MİT krizinde Özel Yetkili Savcılığın siyasi iktidarın kararlarını sorguladığını ve bu mahkemelerin bu açıdan sorgulandığını hatırlattığımız Yücel Sayman, “Zaten bu faaliyetlerin bizzat kendisi, yani bu işleyiş, özel yetkili mahkemelerin kurulmuş olması ve savcılara bu yetkilerin verilmiş olması bizatihi siyasi bir olaydır. O siyasi bir olay içinde, elbette ki siyasi olarak davranacaktır. Despotik bir devlet içine gidip demokrasinin kurallarını mı uygulayacak? Olmaz, bu kendi kendini kandırmaktır. Yani yargı siyaset alanına girdiği anda, siyasi bir güç haline dönüşmesini engelleyecek palyatif tedbirler alırsınız. Bugün buradan, yarın başka bir yerden patlak verir. Bazen hiç patlak vermez çünkü iktidarla bürokrasi uzlaşmışlardır, götürüyorlardır işi. Yani bunu demokrasi ve hukuk devleti anlayışı içinde tartışabilmek mümkün değil. Çünkü devletin kendisini tartışmak lazım…” diye konuştu.

Yeni anayasa tartışmalarında Özel Yetkili Mahkemelerle ilgili bir düzenleme yapılmasının ihtiyaç olarak ortaya çıktığını belirten Yücel Sayman, “Bu yeni anayasa önemli, yoksa bu tartışmalar sürer gider. Özel yetkili mahkeme kalkar yerine ismi farklı olan ama çalışması, örgütlenmesi ve işleyişi aynı olan başka bir mahkeme türü gelir. Özel yetkili mahkeme değil de, uzmanlık mahkemesi adı altında yine aynı şeyler gelir.” dedi.

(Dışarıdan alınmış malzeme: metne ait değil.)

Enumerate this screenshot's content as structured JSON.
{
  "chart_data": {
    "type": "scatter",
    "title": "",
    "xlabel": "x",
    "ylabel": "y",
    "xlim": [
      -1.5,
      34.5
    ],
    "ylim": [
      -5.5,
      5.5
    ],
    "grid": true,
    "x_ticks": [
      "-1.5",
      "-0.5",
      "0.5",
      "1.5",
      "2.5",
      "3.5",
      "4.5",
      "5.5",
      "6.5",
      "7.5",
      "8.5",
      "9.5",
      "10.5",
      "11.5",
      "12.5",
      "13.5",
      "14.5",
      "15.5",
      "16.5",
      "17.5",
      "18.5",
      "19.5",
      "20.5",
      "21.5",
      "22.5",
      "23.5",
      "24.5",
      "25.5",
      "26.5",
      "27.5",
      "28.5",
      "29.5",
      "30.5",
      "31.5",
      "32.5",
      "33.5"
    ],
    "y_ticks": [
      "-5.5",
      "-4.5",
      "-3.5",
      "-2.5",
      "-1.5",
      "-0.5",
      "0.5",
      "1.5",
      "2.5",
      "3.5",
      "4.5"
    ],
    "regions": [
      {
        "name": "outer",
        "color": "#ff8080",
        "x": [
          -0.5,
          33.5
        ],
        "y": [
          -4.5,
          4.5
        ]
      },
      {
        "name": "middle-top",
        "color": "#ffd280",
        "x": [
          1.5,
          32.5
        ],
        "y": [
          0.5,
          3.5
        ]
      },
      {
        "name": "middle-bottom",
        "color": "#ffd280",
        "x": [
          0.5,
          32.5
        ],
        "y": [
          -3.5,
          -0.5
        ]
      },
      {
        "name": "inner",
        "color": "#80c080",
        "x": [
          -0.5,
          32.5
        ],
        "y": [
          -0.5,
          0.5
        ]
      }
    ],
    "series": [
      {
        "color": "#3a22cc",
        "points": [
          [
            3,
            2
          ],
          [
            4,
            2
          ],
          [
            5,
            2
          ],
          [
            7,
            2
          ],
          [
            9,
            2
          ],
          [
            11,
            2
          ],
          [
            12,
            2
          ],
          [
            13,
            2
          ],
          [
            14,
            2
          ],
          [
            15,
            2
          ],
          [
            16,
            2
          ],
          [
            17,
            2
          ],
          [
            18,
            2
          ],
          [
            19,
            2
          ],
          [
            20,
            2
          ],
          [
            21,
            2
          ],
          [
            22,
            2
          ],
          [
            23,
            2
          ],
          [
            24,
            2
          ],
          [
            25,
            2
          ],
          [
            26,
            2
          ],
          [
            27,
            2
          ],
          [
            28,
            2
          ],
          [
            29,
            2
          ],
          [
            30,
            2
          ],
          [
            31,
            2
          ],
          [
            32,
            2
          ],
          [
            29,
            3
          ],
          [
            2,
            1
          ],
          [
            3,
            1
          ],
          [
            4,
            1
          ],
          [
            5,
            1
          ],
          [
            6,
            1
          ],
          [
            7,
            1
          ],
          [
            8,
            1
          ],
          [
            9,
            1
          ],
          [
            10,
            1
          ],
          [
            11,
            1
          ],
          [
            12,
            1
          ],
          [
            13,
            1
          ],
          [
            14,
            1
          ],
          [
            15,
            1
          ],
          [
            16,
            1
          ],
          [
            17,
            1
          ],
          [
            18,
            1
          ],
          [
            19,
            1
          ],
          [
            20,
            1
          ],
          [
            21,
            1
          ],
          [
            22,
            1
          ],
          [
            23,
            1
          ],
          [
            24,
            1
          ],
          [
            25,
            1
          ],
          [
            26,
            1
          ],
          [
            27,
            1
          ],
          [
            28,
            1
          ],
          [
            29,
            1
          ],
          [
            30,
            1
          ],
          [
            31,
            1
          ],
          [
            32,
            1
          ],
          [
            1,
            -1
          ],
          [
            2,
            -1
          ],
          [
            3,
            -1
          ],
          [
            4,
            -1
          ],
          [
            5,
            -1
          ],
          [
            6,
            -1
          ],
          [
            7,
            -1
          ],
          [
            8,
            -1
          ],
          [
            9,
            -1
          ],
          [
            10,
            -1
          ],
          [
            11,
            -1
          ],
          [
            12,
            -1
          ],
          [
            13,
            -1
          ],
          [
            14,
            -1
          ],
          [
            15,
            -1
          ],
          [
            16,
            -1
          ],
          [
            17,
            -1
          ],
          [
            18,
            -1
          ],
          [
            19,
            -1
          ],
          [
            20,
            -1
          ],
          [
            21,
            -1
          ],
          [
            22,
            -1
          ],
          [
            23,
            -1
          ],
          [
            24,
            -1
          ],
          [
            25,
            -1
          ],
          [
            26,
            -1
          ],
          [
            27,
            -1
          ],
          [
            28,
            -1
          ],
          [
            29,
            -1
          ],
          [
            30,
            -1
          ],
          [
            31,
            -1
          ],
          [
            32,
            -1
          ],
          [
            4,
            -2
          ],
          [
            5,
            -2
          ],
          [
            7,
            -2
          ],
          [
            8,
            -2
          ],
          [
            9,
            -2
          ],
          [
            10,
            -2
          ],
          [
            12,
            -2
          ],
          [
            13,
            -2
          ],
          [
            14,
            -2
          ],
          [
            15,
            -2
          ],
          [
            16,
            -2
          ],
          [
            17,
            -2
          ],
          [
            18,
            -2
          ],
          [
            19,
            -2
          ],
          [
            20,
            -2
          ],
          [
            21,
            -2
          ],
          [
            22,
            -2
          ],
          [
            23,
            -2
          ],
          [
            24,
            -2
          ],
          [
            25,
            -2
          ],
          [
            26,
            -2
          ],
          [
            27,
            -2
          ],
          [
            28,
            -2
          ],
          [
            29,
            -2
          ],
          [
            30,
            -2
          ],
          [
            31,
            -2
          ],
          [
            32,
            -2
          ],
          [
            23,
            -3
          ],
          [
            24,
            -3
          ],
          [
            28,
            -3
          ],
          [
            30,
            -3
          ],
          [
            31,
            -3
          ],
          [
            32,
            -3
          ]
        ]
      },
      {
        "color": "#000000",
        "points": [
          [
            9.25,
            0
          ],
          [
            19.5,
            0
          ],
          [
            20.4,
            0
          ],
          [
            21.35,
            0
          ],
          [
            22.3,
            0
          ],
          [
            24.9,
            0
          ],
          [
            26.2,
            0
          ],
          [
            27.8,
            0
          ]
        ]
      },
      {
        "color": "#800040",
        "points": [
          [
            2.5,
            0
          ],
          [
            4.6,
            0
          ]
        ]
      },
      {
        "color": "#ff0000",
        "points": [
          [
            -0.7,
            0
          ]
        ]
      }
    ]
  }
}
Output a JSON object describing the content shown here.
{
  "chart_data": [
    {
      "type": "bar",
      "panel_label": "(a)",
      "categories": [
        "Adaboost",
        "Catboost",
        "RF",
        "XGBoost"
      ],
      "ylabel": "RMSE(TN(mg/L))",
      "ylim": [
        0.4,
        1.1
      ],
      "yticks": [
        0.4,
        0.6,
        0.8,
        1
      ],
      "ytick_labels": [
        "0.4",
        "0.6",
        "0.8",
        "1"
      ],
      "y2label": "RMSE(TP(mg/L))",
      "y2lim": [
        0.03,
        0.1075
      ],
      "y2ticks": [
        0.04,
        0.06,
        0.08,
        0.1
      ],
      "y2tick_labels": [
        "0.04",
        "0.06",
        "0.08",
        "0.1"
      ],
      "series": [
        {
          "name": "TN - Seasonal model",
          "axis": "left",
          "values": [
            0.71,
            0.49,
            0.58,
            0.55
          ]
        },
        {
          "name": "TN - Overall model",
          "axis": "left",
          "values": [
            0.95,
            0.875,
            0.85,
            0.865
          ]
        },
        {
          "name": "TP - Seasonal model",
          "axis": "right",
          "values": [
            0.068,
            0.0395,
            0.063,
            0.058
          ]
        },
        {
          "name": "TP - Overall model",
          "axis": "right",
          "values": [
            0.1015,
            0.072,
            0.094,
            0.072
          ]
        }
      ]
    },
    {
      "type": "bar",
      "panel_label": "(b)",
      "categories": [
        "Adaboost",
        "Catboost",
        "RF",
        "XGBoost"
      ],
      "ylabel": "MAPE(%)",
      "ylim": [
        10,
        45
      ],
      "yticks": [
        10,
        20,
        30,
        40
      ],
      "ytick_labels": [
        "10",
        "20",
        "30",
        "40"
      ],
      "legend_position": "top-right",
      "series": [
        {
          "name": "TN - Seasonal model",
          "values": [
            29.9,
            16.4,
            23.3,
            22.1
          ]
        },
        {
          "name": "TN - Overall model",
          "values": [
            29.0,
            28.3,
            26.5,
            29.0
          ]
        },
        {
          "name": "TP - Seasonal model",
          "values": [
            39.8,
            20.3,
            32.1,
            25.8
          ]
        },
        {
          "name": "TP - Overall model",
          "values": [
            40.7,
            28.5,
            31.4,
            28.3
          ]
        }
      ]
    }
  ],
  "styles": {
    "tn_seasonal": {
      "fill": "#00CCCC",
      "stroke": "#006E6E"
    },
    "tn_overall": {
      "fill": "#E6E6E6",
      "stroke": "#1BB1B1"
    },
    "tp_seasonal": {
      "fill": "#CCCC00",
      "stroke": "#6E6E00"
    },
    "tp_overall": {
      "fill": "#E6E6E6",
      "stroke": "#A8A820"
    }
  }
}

Türkiye’de bir “jüristokrasi”den (yargıçlar yönetimi) bahsedilip bahsedilemeyeceğini sorduğumuz Yücel Sayman, şunları söyledi:

“Kavram üzerinde konuşmak istemem ama buna jüristokrasi denmez, zaten siyasi yapısı olan bir yargı örgütlenmesi kurulmuş, işlevi bu. Bu işlev verilmiş, ne bekliyorsunuz ki daha başka? Ya da ne bekliyoruz ki daha başka? Yargının önüne getiriyorsunuz bütün devleti, emniyet güçlerinden, MİT’inden başlayarak, önlerine dosya getiriyorsunuz savcının. Devlet açısından büyük bir tehlike var, bu mahkemeyi senin için kurdum. Bu örgütlenmelere karşı hukuk alanında devleti koruyacaksın. Yani burada suçlu bu sanıktır diye normal bir demokratik süreci değil, devleti korumaya yönelik, tehdidi ortadan kaldırmaya yönelik işlev göreceksin diyorsunuz. Şimdi bir savcı nasıl olur da yüz kişi, bin kişi ve daha fazla aşan büyük bir tehlikeyi tutuklamadan o davayı devam ettirecek. İşin tabiatına aykırı olan bir şey. Sistem değişmedikçe, sistemin kendisini görmedikçe, bu yapının mecburi olarak sisteme bağlı olduğunu anlamadıkça söyleyeceğiniz her laf havada kalacak.”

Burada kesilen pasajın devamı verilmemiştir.